Monday, 7 July 2025: 01:30
Location: FSE031 (Faculty of Education Sciences (FSE))
Oral Presentation
Josephine JELLEN, University of Magdeburg, Germany
Heike OHLBRECHT, University of Magdeburg, Germany
Stefan DRESSKE, Otto-von-Guericke-University Magdeburg, Germany
Glamann NATHALIE, Otto-von-Guericke-University Magdeburg, Germany
In capitalist democracies, health and stress of police officers has long been the subject of both political debate and extensive research. Psychological research in particular takes a quantified view of the stress experienced by police officers and comes to the conclusion that stress, workloads etc. are very high. However, little attention is paid to how these stresses can be understood using a sociological, qualitative research logic. How are police workloads constructed beyond their metrification? What role does social change (using the example of migration) in the context of a hierarchical police culture and the growing role of health play?

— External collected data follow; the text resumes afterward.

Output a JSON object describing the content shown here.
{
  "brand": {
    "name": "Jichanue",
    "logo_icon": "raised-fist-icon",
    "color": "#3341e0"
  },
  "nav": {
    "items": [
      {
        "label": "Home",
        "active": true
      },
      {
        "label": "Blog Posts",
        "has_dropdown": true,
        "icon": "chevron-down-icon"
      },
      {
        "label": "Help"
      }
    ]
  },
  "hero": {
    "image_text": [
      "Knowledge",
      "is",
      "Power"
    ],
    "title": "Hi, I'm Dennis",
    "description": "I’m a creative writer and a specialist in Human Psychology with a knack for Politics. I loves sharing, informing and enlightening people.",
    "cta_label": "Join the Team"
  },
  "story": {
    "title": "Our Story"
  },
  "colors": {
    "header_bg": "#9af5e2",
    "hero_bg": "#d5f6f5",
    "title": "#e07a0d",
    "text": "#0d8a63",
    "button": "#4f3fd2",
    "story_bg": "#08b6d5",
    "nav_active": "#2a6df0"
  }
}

This is where the ethnographic research comes in and asks how police officers interpret their everyday work in times of social change and what subjective work and health stresses they perceive. This locates the study in the research field of qualitative health research. As part of a field study lasting several weeks in a police station that also includes a refugee camp, participant observations and ethnographic interviews were conducted. Subsequently, guided interviews were used for contrasting purposes and analyzed using the research logic of grounded theory.

The results show that the police, like other areas of the German administration, are subject to economization processes. They are required to make their work visible and measurable. These new paradigms are implemented extensively in the policing of migration and create highly meaningless work for Police officers. This senseless work, in combination with the highly hierarchical organization of the police, leads to health problems, which are mirrored at street cop level in increased sick leave (in the sense of absenteeism). Because of the additional work, however, the police are demanding more staff and more competences. The complex and ambiguous relationship between work and health can therefore be better understood through a qualitative research.